On October 7, the European-based website Ichkeria.org reported that award-winning Russian war correspondent Anna Politkovskaya has been sent to Vienna, Austria by the editorial board of her newspaper, Novaya Gazeta, “out of considerations for her safety.” In an interview with a Vienna website, Politkovskaya explained that during the middle of September certain of her colleagues at the paper “had begun to receive threats warning me not to go any more to Chechnya, inasmuch as mortal danger threatened me.” Despite such warnings, she nonetheless went once again to the Chechen capital, where she found herself in a locked-down city, completely blockaded by the Russian military. On September 17, she had a conversation with General Anatoly Pozdnyakov, the commander of a group from the Russian military general staff tasked “with collecting the facts concerning military crimes [in Chechnya], with systematizing them and with presenting them for the examination of the president, something which had never previously happened in Chechnya.”

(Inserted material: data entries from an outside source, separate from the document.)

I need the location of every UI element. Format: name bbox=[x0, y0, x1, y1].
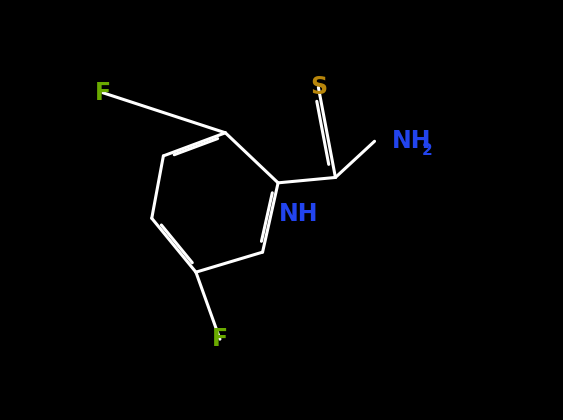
Text: F: F bbox=[212, 327, 228, 351]
Text: NH: NH bbox=[392, 129, 431, 153]
Text: 2: 2 bbox=[422, 144, 432, 158]
Text: NH: NH bbox=[279, 202, 319, 226]
Text: S: S bbox=[310, 75, 327, 100]
Text: F: F bbox=[95, 81, 111, 105]
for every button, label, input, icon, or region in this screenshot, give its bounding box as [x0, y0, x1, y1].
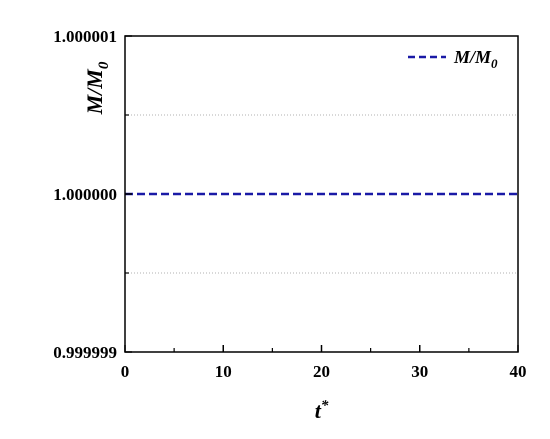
- x-tick-label: 40: [510, 362, 527, 381]
- y-tick-label: 0.999999: [53, 343, 117, 362]
- legend: M/M0: [408, 47, 498, 71]
- legend-label-sub: 0: [491, 56, 498, 71]
- x-axis-label-sup: *: [321, 398, 329, 414]
- x-tick-label: 0: [121, 362, 130, 381]
- y-axis-label: M/M0: [82, 61, 112, 115]
- x-tick-label: 10: [215, 362, 232, 381]
- legend-label: M/M0: [453, 47, 498, 71]
- legend-label-main: M/M: [453, 47, 492, 67]
- x-axis-ticks: 0 10 20 30 40: [121, 345, 527, 381]
- y-axis-label-main: M/M: [82, 68, 107, 116]
- y-axis-label-sub: 0: [96, 61, 112, 69]
- x-axis-label-main: t: [315, 398, 322, 423]
- x-tick-label: 20: [313, 362, 330, 381]
- y-tick-label: 1.000000: [53, 185, 117, 204]
- x-tick-label: 30: [411, 362, 428, 381]
- y-tick-label: 1.000001: [53, 27, 117, 46]
- grid-lines: [125, 114, 518, 274]
- y-axis-ticks: 0.999999 1.000000 1.000001: [53, 27, 132, 362]
- x-axis-label: t*: [315, 398, 329, 423]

On the same day, shortly after having talked to Politkovskaya, Pozdnyakov, another general and eight colonels, most of them from the General Staff, were killed when their helicopter was shot down over Djohar (Grozny), not far from the Khankala military base. Politkovskaya submitted an account of her conversation with Pozdnyakov to her paper, but the Ministry of Defense summoned the chief editor of Novaya Gazeta to the ministry and asked angrily “how they could even think of publishing her piece.” The typescript of her article was then broken up, and a significantly watered-down version appeared. “I returned from Chechnya,” Politkovskaya recalled, “and it turned out that people in the Ministry of Defense… began to warn of new threats, saying that their patience in relation to my reporting had run out.” She was warned that an ex-officer named Larin, a professional killer, was on her trail. It was at this point that the Novaya Gazeta editorial board took a decision to send her to Vienna.